Tranexamic acid (TXA) is an antifibrinolytic agent that reduces bleeding in a multitude of clinical settings from postpartum hemorrhage to trauma. TXA may have clinical effects unrelated to bleeding; plasminogen, the target of TXA, alters immune responses, and TXA appears to decrease the risk of infection in patients undergoing cardiac surgery, as well as joint arthroplasty.

OBJECTIVES:

To address whether TXA alters rates of infection and inflammatory outcomes in patients with hematologic malignancies.

METHODS:

We performed a post hoc analysis of outcomes of patients randomized to receive either TXA or placebo in the double-blinded, multicenter American Trial to Evaluate Tranexamic Acid Therapy in Thrombocytopenia (Clinicaltrials.gov identifier: NCT02578901).

RESULTS:

TXA did not change the overall rate of infections, but the rate of severe infections (Common Toxicology Criteria for Adverse Events grade 3+) was lower in patients who received TXA compared with the placebo group.
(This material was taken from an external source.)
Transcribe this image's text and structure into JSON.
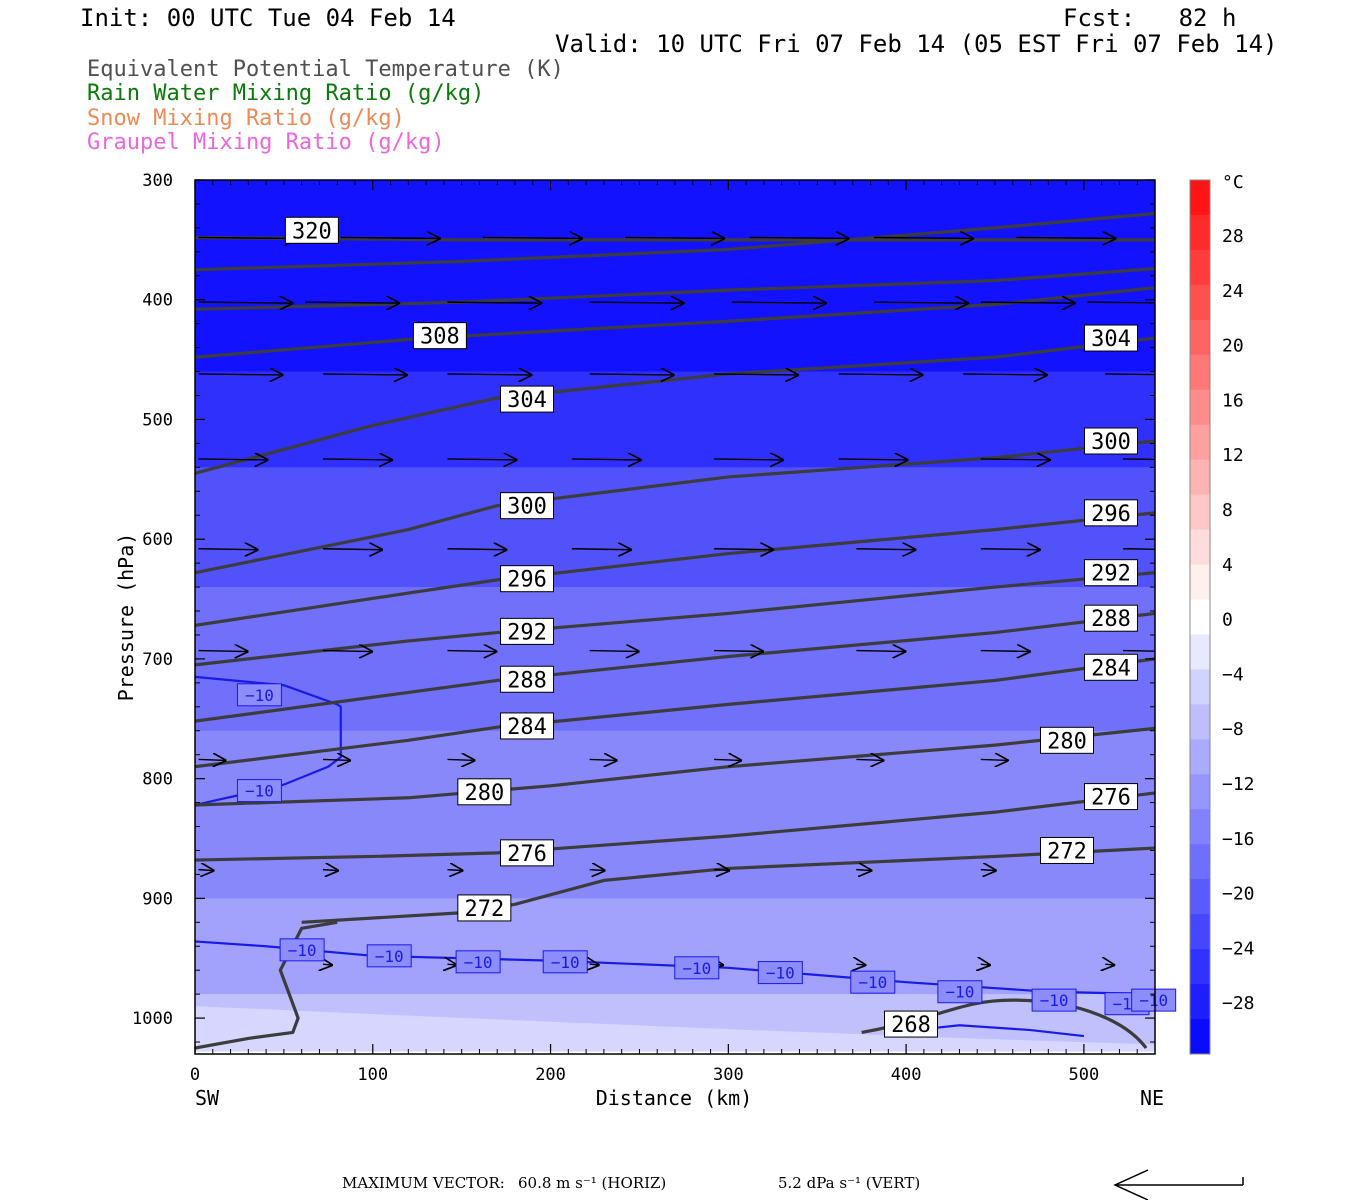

Patients who experienced grade 3+ infections had higher rates of World Health Organization grade 2+ bleeding and red blood cell transfusion requirements than patients who did not experience a grade 3+ infection, irrespective of treatment group. TXA did not impact other inflammatory outcomes such as mucositis, rash, or graft vs host disease.

CONCLUSION:

Patients with hematologic malignancies who received TXA had less severe infections than those who received placebo with no difference in overall rate of infection or other inflammatory outcomes. Further investigation is needed on the impact of TXA on infections in this population.